Friday, April 15, 2011
Superb Military Wife
It has been an odd few weeks. It feels as though I sort of lost my mojo after Steve came home on leave back in February. I don't really know why, but for whatever reason, my confidence slipped, weariness of mind and body took over, and above all else, the gloomy weather that plagues this state during the month of March really sucked the life right out of me. Mind you, I still had all of my gazillion responsibilities to uphold, and uphold them I did - - just not with a whole lot of joy and enthusiasm, unfortunately. I have to be honest here and tell you, plain and simple: deployment sucks.

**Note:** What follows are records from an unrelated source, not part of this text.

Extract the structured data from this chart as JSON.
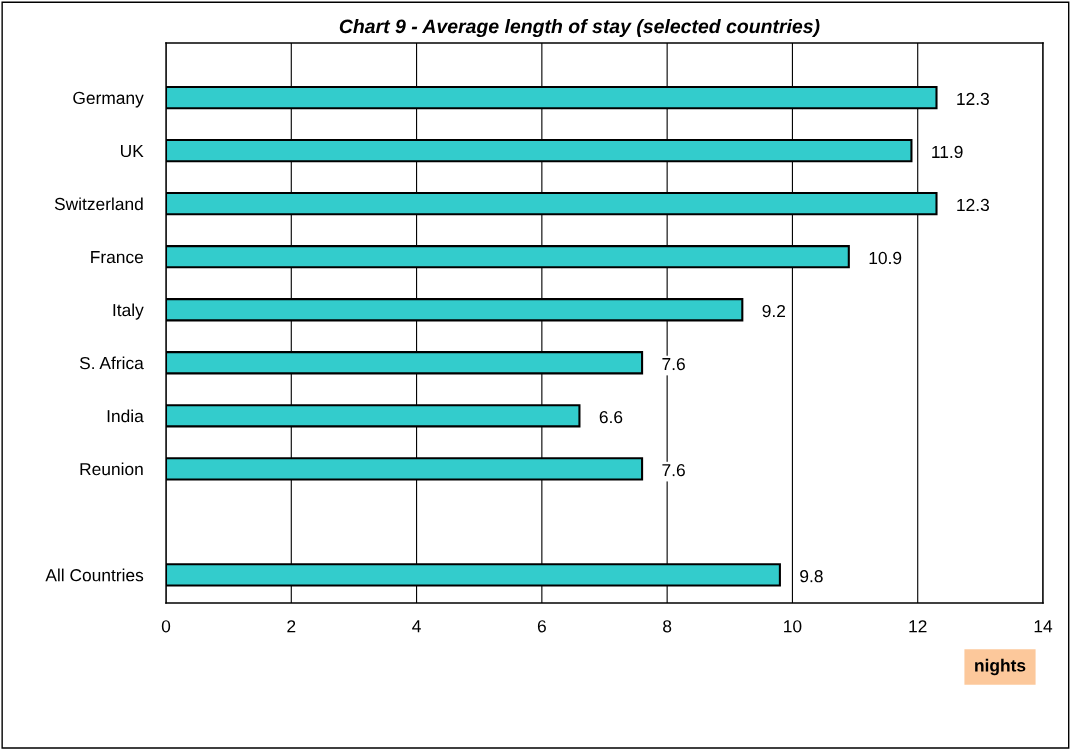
{
  "chart_data": {
    "type": "bar",
    "orientation": "horizontal",
    "title": "Chart 9 - Average length of stay (selected countries)",
    "categories": [
      "Germany",
      "UK",
      "Switzerland",
      "France",
      "Italy",
      "S. Africa",
      "India",
      "Reunion",
      null,
      "All Countries"
    ],
    "values": [
      12.3,
      11.9,
      12.3,
      10.9,
      9.2,
      7.6,
      6.6,
      7.6,
      null,
      9.8
    ],
    "color": "#33cccc",
    "xlim": [
      0,
      14
    ],
    "xticks": [
      0,
      2,
      4,
      6,
      8,
      10,
      12,
      14
    ],
    "xlabel": "nights",
    "grid": "x",
    "data_labels": true
  }
}
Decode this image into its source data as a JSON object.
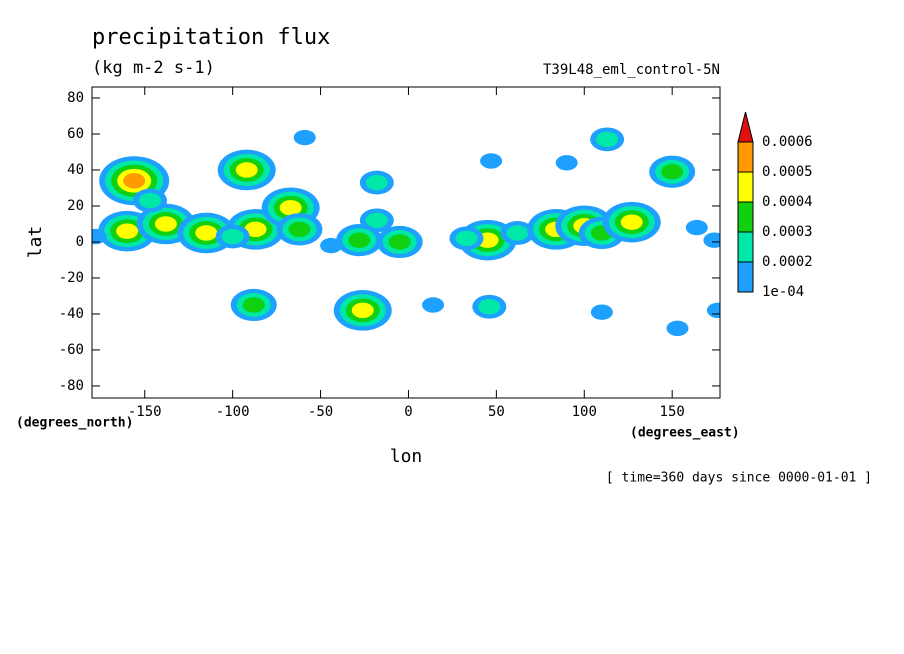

At this point, this time around, I'm tired of it. I want it to be over with. However, we've still got a good 5 months to slug through and I'll be damned if those five months are going to feel like the past two have. No thank you. Contentment is definitely a state of mind, so I know I am in control over how all of this plays out, ultimately. I put a lot of pressure on myself. I don't want Steve to think I can't handle things here, because one, I can, and two, everyone knows that the mark of a superb military wife is how she does it all (perfectly, mind you) while not upsetting/stressing/annoying/worrying, etc. her deployed spouse. A superb military wife does not complain, does not ask for help, and certainly does not require any sort of break from the grueling demands of her "job". I am finally realizing that I just am not a superb military wife, and I am really okay with that.